Checkpoint - trigger issue on process exceeding a defined memory threshold

1. What is the device type?

Product - Security Management, Multi-Domain Management, Security Gateway, VSX, ClusterXL, Cluster - 3rd party
Version - R77.20, R77.30, R80.10|

2. What is the issue that you want to automate the detection/triage of?

sk111880 - Memory leak in CPD daemon can possibly fail policy push

3. How can the issue be diagnosed?

Accept process name and memory threshold from the customer (CPD for the specific SK).
Track process memory usage using top or ps.
Another option, trigger on the continued upward trend in the process memory usage.

4. What are the Remediation Steps?

Install HF defined in
https://supportcenter.checkpoint.com/supportcenter/portal?eventSubmit_doGoviewsolutiondetails=&solutionid=sk111880

5. Are there known ways to reproduce this issue?

Hi Shouky,

Just wanted to let you know we got this request. I’ll be responding in the next few days with some more questions.

Thanks,
Hawkeye Parker

Hi Shouky,

Thank you for this feature request: sorry it’s taken me so long to get back to you.
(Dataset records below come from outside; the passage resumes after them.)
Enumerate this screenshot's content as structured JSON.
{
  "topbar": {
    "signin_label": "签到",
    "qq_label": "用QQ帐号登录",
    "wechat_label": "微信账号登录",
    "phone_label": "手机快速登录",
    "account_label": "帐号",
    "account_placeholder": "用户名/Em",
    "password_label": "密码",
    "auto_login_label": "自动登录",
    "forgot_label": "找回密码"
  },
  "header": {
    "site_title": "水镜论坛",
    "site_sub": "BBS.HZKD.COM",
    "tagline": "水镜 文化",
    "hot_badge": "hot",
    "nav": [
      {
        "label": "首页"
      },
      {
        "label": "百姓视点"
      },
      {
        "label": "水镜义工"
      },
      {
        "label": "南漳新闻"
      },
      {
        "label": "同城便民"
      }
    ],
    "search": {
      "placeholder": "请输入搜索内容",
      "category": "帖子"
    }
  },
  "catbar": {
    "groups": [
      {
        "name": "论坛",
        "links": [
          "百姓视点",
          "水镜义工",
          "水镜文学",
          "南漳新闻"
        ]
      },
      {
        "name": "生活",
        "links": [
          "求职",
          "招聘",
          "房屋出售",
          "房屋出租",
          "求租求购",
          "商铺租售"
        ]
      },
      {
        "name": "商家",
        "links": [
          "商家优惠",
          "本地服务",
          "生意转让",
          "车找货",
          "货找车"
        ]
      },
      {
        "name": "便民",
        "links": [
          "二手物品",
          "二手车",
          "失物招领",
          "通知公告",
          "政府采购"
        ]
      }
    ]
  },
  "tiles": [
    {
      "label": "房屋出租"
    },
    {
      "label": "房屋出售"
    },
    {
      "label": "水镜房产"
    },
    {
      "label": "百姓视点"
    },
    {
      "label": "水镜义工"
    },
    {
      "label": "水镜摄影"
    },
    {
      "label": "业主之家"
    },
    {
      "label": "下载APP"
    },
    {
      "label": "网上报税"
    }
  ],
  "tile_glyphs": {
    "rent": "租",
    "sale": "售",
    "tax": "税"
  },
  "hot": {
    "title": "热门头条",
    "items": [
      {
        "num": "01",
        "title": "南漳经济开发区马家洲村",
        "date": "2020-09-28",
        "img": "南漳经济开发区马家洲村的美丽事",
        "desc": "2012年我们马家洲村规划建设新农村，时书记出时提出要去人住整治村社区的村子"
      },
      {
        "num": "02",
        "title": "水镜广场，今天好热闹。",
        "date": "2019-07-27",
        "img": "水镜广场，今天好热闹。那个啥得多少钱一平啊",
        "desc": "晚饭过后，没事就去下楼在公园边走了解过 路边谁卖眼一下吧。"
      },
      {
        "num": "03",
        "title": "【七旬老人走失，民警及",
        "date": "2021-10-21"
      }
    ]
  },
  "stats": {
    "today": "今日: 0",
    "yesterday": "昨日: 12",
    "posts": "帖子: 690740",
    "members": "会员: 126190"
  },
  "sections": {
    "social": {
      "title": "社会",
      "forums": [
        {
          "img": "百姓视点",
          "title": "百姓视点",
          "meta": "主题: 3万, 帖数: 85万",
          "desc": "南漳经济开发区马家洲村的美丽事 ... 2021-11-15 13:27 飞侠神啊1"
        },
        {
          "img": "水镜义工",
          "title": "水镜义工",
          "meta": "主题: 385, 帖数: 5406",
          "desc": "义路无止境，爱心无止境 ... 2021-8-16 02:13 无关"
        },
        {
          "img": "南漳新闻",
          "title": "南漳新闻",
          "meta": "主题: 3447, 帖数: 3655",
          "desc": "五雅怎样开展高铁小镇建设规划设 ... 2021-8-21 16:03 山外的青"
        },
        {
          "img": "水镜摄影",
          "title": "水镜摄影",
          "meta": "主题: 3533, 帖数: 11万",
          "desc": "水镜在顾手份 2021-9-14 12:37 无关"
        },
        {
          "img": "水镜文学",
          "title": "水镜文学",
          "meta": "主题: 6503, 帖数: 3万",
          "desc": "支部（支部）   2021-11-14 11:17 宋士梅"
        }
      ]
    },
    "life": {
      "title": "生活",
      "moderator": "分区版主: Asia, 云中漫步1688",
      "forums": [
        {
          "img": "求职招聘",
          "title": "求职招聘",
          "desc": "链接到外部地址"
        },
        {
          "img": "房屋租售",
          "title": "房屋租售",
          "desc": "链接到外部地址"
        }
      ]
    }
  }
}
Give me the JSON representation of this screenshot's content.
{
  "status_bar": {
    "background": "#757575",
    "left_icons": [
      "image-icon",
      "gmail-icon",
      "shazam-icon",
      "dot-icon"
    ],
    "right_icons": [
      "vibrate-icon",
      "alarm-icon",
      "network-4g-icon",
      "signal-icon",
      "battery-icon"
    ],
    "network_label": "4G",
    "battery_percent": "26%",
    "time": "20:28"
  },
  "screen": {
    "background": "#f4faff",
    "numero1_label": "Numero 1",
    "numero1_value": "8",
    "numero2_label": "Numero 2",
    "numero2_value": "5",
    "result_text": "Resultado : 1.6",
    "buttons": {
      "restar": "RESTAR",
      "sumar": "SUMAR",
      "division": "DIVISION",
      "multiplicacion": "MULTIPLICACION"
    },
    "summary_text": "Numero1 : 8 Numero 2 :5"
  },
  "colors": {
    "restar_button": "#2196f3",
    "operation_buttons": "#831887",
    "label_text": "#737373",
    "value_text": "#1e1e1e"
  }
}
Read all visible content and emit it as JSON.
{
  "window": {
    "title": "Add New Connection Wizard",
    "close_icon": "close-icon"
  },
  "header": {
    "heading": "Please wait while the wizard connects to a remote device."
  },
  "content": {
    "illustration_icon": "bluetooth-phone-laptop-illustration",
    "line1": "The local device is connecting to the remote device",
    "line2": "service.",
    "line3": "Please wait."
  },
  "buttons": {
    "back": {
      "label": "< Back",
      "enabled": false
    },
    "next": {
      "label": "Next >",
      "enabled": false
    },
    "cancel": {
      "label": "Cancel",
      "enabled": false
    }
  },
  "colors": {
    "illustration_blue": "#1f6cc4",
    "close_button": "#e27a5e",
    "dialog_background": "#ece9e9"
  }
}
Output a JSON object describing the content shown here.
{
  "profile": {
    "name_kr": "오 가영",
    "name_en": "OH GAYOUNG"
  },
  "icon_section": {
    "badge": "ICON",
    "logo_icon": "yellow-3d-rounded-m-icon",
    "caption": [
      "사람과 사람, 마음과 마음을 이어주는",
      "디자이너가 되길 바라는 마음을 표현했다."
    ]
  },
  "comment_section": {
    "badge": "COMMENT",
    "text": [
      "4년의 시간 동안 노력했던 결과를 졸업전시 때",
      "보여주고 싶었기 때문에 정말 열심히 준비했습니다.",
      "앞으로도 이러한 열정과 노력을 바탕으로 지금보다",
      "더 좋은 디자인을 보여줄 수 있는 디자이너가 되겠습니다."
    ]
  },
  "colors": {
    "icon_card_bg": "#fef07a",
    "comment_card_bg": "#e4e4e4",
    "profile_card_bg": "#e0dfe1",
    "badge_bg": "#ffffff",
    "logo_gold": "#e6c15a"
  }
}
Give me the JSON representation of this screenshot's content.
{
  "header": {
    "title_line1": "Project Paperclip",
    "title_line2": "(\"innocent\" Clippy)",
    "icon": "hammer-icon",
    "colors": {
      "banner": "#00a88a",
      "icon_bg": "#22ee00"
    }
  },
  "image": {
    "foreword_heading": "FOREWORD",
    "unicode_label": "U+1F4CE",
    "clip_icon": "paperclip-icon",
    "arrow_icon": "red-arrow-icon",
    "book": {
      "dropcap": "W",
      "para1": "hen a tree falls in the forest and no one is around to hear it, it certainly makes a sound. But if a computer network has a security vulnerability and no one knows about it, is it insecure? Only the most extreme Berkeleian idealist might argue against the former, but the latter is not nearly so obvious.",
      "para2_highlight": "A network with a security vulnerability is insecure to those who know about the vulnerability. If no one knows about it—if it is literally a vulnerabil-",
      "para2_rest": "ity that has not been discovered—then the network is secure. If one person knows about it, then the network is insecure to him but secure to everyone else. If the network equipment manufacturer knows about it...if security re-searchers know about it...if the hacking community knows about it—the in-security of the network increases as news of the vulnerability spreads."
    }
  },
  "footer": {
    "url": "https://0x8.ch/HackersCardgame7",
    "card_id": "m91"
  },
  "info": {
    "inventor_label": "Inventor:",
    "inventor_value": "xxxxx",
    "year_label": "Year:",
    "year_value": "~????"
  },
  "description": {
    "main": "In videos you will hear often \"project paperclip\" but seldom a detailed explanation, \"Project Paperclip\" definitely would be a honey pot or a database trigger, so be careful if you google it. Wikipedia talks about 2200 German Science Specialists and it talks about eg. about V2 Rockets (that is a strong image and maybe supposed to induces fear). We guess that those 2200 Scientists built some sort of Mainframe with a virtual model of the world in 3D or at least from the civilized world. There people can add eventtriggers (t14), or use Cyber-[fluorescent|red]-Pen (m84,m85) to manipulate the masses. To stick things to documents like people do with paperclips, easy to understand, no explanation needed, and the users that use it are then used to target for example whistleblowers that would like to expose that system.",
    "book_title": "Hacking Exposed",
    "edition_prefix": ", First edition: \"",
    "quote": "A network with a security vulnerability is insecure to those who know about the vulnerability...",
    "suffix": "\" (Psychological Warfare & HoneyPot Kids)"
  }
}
A few questions:

Regarding " 3. How can the issue be diagnosed?":

  • Is it enough to monitor just the CPD process? Or, ideally, would you like this feature to be available to any Check Point process?
  • You wrote: “Accept process name and memory threshold from the customer…”. I think I understand, but just to be very clear: you want the customer to be able to set an arbitrary, user-defined “amount of memory used threshold” for a process name; if the process memory usage is above this threshold, we would alert the customer. Is that correct?
  • Even if the customer can set a user-defined threshold, we will need a default. sk111880 mentions “~2Gb” for CPD. By default, I think we would want to alert before CPD actually crashes, so I think 1.75 GB (for CPD) could work. Does sound reasonable to you? Do you have any data about this? I.e., do you know (or can you check) what “normal” memory usage is for CPD when under heavy load? We always want to avoid false positives, so any real-world data would be very helpful.
  • Note that, for processes other than CPD, we can’t easily know what the default threshold should be. This may make it difficult to support this feature for processes other than CPD.
  • You wrote: “Another option, trigger on the continued upward trend in the process memory usage.” This could be difficult, because processes also consume memory when they are working properly. Theoretically, we could create an algorithm to try and guess if a process is leaking, but, at first glance, I think this approach could be prone to false positives. This could be more reason for us to focus this request only on CPD. Please let me know if you have other thoughts on this topic.

Thanks,
Hawkeye

We can hardcode a specific process name but I suggest that we try to provide a solution for the general case by allowing the customer to provide the relevant process name.

The threshold should also be provided by the customer, we can set the default to a relatively high value in order to prevent it from triggering by mistake.

Checking for a simple threshold should be fine.